Large amount of location-aware reviews are accumulating on the web in recent years due to the escalating popularity of Location-based Social Networking platforms like Yelp, Foursquare, Brightkite etc among users. By analyzing the location-aware review data, we can discover various location-specific knowledge and develop myriads of location-aware recommendation applications. But, processing of the large-scale review data using NLP techniques is not an easy task as it requires longer time in the knowledge discovery process. We can leverage big data analytics platforms like Hadoop and the concept of Map-reduce programming to process these data in real-time.

5.Text Analytics in Big Data Environment

K. M. Annervaz, Anutosh Maitra and Shubhashis Sengupta

Accenture Technology Labs.

Abstract

It is an established fact that 80% of the enterprise and social data, from which actionable intelligence can be potentially extracted, are in unstructured format – mainly in images, video, voice and text.

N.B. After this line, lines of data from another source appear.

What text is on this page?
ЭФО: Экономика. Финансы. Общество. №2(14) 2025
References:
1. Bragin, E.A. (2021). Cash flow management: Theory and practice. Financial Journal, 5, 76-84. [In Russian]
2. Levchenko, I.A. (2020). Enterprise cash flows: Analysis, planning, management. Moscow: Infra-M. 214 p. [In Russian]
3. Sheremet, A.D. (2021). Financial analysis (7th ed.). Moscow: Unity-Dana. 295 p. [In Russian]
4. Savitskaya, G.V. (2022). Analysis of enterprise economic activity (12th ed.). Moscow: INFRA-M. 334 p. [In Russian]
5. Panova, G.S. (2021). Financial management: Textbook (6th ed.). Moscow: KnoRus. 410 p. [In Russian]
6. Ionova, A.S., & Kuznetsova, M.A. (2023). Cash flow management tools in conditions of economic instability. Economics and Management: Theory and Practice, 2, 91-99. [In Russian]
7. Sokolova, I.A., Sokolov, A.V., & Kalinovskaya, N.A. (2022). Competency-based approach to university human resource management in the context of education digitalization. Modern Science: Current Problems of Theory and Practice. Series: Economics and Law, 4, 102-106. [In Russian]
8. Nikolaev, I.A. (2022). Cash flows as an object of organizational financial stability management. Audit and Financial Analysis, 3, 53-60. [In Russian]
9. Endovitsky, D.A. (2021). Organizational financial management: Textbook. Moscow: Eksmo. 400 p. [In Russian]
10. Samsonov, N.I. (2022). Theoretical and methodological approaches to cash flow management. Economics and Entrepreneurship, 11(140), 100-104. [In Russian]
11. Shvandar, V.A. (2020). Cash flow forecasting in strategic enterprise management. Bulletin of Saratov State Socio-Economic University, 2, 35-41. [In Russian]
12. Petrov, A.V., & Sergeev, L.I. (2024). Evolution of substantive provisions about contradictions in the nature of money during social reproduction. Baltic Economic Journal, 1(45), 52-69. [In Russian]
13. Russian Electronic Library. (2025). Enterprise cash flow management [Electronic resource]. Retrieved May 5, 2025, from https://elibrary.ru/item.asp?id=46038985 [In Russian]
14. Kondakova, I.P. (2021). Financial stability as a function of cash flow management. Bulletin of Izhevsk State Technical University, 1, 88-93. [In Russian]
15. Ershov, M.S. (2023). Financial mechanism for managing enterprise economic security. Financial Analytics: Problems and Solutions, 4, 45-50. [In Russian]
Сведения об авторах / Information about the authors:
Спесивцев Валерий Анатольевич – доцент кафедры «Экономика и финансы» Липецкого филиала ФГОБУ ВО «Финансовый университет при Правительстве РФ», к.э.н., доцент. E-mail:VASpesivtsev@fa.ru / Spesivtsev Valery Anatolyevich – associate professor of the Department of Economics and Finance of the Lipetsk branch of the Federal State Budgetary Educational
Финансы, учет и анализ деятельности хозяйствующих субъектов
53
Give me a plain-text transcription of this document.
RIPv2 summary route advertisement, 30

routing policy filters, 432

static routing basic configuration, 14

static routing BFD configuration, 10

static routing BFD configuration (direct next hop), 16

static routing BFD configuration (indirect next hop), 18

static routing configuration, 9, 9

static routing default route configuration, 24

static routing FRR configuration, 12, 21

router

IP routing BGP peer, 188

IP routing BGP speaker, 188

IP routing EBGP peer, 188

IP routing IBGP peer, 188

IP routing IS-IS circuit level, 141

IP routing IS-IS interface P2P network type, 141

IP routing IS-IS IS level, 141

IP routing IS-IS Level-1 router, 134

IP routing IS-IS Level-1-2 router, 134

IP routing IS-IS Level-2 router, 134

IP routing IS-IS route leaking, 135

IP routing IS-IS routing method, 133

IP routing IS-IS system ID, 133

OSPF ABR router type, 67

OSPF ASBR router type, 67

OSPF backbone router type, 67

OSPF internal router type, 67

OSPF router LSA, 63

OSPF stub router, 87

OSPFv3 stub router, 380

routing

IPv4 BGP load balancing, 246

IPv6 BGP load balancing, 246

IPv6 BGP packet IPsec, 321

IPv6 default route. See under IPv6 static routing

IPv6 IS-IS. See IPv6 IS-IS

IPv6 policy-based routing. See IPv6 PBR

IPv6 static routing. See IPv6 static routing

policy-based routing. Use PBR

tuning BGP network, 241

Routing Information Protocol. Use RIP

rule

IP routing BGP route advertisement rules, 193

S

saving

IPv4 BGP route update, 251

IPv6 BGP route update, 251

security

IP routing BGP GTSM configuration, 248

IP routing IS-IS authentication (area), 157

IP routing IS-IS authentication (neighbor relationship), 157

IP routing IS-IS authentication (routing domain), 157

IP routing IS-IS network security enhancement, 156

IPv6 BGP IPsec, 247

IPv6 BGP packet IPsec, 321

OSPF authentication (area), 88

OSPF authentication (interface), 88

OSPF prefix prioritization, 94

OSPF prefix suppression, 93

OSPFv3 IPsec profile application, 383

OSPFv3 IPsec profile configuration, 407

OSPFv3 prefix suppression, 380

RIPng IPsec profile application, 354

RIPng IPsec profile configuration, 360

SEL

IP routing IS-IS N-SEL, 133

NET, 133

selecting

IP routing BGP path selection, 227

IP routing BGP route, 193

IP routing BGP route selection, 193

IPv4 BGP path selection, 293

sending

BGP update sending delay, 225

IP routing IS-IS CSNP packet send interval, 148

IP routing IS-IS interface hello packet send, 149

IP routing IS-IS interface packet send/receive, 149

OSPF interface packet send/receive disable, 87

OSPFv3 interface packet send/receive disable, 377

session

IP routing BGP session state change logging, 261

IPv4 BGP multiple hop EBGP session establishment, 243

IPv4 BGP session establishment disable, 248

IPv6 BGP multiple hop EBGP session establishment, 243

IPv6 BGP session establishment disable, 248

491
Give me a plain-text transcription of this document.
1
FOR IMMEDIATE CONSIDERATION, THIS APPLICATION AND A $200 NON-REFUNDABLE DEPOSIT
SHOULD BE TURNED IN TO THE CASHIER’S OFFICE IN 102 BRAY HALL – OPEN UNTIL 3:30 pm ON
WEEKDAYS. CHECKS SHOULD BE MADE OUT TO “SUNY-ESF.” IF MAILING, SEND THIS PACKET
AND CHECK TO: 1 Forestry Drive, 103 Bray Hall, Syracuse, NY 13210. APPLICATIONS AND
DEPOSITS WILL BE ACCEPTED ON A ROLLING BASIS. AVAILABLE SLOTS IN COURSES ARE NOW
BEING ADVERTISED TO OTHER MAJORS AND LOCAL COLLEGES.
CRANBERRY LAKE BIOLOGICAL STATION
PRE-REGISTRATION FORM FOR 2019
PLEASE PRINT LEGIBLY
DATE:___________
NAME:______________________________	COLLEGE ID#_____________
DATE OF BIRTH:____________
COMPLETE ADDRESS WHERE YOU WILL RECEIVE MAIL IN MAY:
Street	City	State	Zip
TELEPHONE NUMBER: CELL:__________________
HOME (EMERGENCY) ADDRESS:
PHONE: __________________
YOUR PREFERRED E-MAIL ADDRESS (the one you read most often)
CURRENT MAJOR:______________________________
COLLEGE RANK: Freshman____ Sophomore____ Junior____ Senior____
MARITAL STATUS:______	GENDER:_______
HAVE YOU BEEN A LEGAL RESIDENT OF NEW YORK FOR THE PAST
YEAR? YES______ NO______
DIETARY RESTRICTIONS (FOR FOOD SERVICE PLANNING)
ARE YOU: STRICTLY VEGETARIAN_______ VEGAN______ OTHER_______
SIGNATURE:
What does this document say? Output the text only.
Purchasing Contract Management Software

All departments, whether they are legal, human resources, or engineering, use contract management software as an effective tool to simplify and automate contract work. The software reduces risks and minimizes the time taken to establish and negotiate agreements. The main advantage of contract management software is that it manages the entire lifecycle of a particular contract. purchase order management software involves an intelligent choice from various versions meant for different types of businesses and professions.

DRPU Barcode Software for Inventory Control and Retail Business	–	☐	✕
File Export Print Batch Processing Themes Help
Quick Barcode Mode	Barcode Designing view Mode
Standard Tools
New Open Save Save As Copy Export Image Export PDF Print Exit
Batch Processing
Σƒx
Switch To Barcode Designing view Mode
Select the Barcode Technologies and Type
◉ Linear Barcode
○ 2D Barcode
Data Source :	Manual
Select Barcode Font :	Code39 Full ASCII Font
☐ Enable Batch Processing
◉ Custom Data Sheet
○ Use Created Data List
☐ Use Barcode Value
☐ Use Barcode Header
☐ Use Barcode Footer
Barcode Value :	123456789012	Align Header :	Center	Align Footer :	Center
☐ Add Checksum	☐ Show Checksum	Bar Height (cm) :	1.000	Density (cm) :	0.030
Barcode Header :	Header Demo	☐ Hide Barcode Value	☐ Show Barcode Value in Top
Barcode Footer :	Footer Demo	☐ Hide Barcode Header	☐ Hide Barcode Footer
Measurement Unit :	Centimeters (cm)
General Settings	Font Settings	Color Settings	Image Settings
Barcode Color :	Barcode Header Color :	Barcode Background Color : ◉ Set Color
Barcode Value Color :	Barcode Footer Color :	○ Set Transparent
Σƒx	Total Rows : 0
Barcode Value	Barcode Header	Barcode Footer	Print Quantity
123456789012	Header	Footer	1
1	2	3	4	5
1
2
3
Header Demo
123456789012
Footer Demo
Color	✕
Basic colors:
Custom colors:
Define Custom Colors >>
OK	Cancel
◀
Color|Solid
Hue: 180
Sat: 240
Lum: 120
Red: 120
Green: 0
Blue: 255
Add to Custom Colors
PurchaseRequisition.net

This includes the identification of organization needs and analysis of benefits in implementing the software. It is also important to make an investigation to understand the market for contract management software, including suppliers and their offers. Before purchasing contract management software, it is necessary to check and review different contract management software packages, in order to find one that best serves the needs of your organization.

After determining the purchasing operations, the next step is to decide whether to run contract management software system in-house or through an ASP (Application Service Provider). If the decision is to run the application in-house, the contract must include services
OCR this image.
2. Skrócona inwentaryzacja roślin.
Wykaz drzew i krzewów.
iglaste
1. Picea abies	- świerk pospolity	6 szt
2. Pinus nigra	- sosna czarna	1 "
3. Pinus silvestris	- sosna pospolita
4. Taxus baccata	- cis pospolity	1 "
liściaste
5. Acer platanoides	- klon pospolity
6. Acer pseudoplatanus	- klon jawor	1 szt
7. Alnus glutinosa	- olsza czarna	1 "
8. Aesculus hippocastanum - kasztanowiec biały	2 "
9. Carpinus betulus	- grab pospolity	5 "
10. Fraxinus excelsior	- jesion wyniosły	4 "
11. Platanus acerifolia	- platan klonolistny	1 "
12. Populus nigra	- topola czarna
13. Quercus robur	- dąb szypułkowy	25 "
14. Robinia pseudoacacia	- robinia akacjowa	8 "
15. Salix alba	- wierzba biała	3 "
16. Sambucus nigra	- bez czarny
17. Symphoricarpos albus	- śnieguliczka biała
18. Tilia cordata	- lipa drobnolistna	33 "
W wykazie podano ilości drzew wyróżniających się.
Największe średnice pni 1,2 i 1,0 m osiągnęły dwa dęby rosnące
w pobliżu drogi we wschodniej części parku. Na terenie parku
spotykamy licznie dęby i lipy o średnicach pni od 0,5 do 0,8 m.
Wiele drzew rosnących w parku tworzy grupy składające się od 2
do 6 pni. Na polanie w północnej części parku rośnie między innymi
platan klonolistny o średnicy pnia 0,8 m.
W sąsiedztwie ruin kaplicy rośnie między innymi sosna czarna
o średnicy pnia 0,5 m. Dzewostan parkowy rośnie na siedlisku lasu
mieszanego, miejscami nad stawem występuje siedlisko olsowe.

While the Big Data environments are traditionally focused on working with large and often structured data sets for analytics applications; the processing of unstructured textual data for extracting analytical insights is increasingly gaining importance. In this tutorial, we will focus on text analytics with Big Data; touching upon issues related to textual data collection and aggregation, data preprocessing, data consolidation, analytics and visualization. The tutorial will discuss the core technologies of Natural Language Processing, Semantic Data Aggregation and Processing, Common Text Processing Pipeline Architecture, Text Processing with Hadoop technology ecosystem, Common Text Analytics Algorithms, Inference and Reasoning from Text, and Visualization. The tutorial will have a balanced mix of theory and practice with examples and demonstrations. Various industry domains and applications will be discussed - especially in the area of medical text processing.